Ich habe die Suchbilder gern im Zug oder vor dem Einschlafen studiert. Es ist schon einige Wochen her. Manche Bilder sind bereits verblasst. Bald kann ich von vorn anfangen. Ich freue mich schon darauf. 

Es wird schon nicht so schlimm!

Die Schauspielerin Lilly Hollmann und ihr Kollege Gregor Maurer werden Anfang 1933 ein Paar. Und das, obschon Lilly sich eigentlich für einen anderen interessiert – Maurer weiß davon. Dennoch heiraten sie, wachsen in der Ehe zusammen und bekommen ein Kind. Doch die Zeiten sind schwer – die jüdische Schauspielerin darf schon bald nicht mehr auftreten, ihr Mann dagegen macht Karriere. Die Nazis drängen den äußerst beliebten Schauspieler zur Scheidung, der aber will Lilly und seinen Sohn nicht verlassen und der Verfolgung preisgeben.

Bettina Klix hat für den Freiburger Rundbrief eine wunderbare Rezension über die Erzählung „Es wird schon nicht so schlimm!: Oder Nichts geht vorüber!“ von Hans Schweikart geschrieben:

„Es wird schon nicht so schlimm!“ lautet der Titel, aber die Geschichte des Schauspielerpaares Lilly und Gregor Maurer nimmt die allerschlimmste, wenn auch nicht die von der Obrigkeit aufgezwungene, Wendung. Der Ehemann weigert sich, sich von seiner jüdischen Ehefrau scheiden zu lassen und sie damit der Deportation und Ermordung preiszugeben, und begeht stattdessen mit ihr und dem gemeinsamen Kind Selbstmord.

Schweikarts noch unveröffentlichte Erzählung war bis vor Kurzem verschollen. Der Herausgeber Carsten Ramm stellte erfolgreich Nachforschungen an und engagierte sich anschließend für die Veröffentlichung. Er war auf die Spur des Textes geraten durch den Vorspann des Films „Ehe im Schatten“ (1947), der darauf hinweist, dass der Film nach einer „Novelle von Hans Schweikart“ entstanden sei. So bildete die „Filmerzählung“ also nicht nur den „Filmvorschlag“ – so der heutige Untertitel –, sondern die Grundlage für eine Version des Stoffs, die vielen bekannt ist.

Zugrunde liegt ihr die Geschichte des Schauspielerpaars Meta und Joachim Gottschalk. „Der Regisseur Kurt Maetzig verarbeitet darin auch den Suizid seiner Mutter, die Jüdin war.
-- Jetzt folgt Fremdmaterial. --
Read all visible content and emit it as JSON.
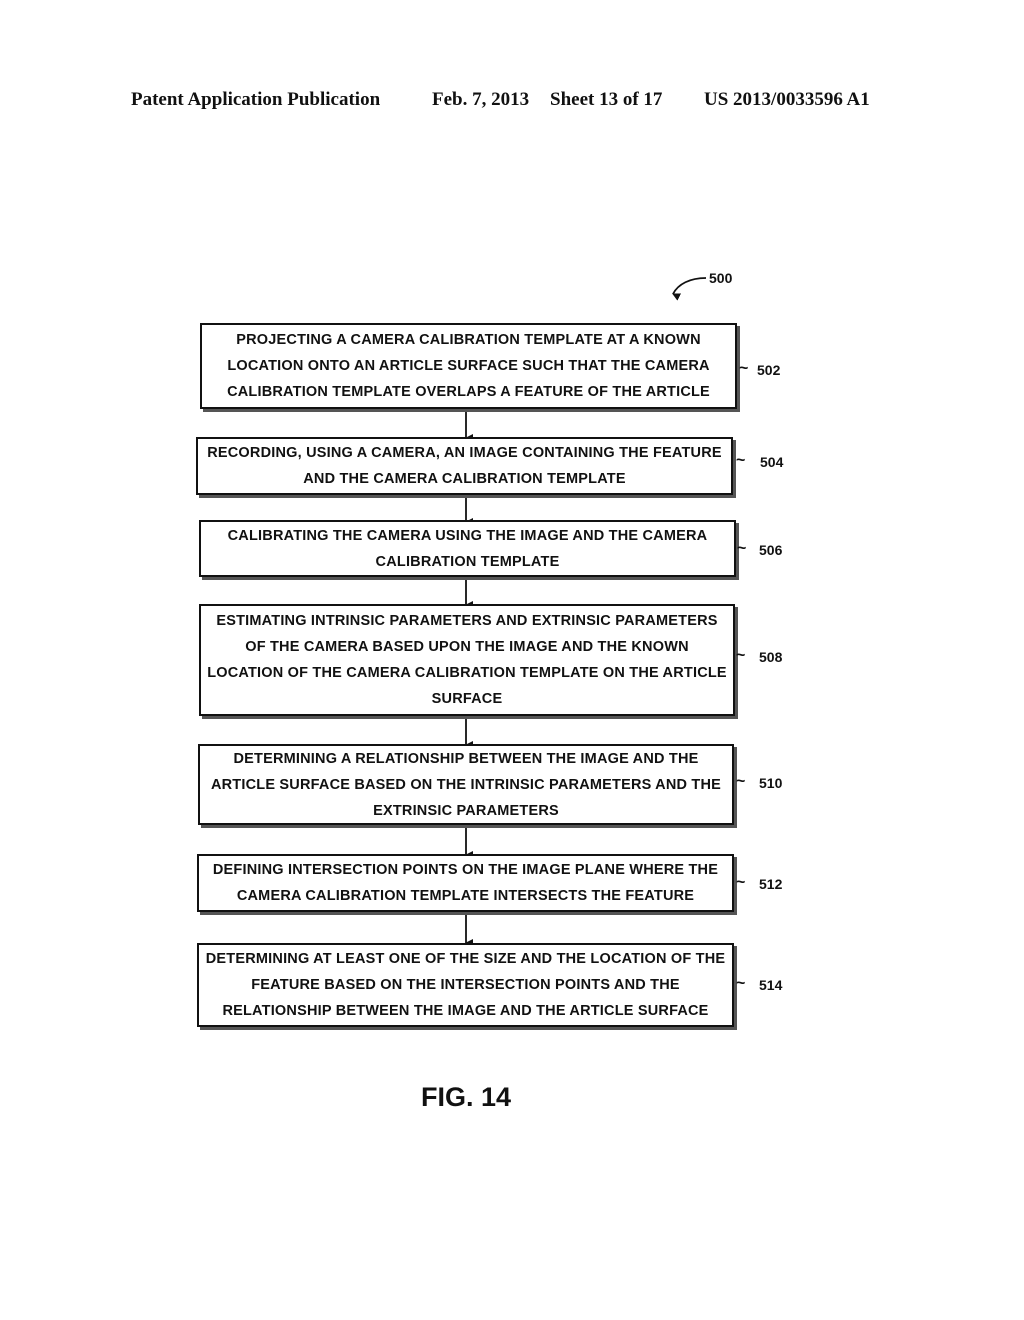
{
  "header": {
    "publication": "Patent Application Publication",
    "date": "Feb. 7, 2013",
    "sheet": "Sheet 13 of 17",
    "number": "US 2013/0033596 A1"
  },
  "figure": {
    "ref": "500",
    "label": "FIG. 14"
  },
  "steps": [
    {
      "ref": "502",
      "text": "PROJECTING A CAMERA CALIBRATION TEMPLATE AT A KNOWN LOCATION ONTO AN ARTICLE SURFACE SUCH THAT THE CAMERA CALIBRATION TEMPLATE OVERLAPS A FEATURE OF THE ARTICLE"
    },
    {
      "ref": "504",
      "text": "RECORDING, USING A CAMERA, AN IMAGE CONTAINING THE FEATURE AND THE CAMERA CALIBRATION TEMPLATE"
    },
    {
      "ref": "506",
      "text": "CALIBRATING THE CAMERA USING THE IMAGE AND THE CAMERA CALIBRATION TEMPLATE"
    },
    {
      "ref": "508",
      "text": "ESTIMATING INTRINSIC PARAMETERS AND EXTRINSIC PARAMETERS OF THE CAMERA BASED UPON THE IMAGE AND THE KNOWN LOCATION OF THE CAMERA CALIBRATION TEMPLATE ON THE ARTICLE SURFACE"
    },
    {
      "ref": "510",
      "text": "DETERMINING A RELATIONSHIP BETWEEN THE IMAGE AND THE ARTICLE SURFACE BASED ON THE INTRINSIC PARAMETERS AND THE EXTRINSIC PARAMETERS"
    },
    {
      "ref": "512",
      "text": "DEFINING INTERSECTION POINTS ON THE IMAGE PLANE WHERE THE CAMERA CALIBRATION TEMPLATE INTERSECTS THE FEATURE"
    },
    {
      "ref": "514",
      "text": "DETERMINING AT LEAST ONE OF THE SIZE AND THE LOCATION OF THE FEATURE BASED ON THE INTERSECTION POINTS AND THE RELATIONSHIP BETWEEN THE IMAGE AND THE ARTICLE SURFACE"
    }
  ]
}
Auch sie lebte in einer ‚Mischehe‘.“ So Rolf Aurich und Wolfgang Jacobsen in ihrem bewegenden Nachwort, das nicht weniger erschütternd ist als die Erzählung selbst; unter dem Titel „Alle Giftmittel standen hoch im Kurs“ beleuchtet es die Vorgeschichte des Textes und seiner Verfilmung und die biographischen Hintergründe.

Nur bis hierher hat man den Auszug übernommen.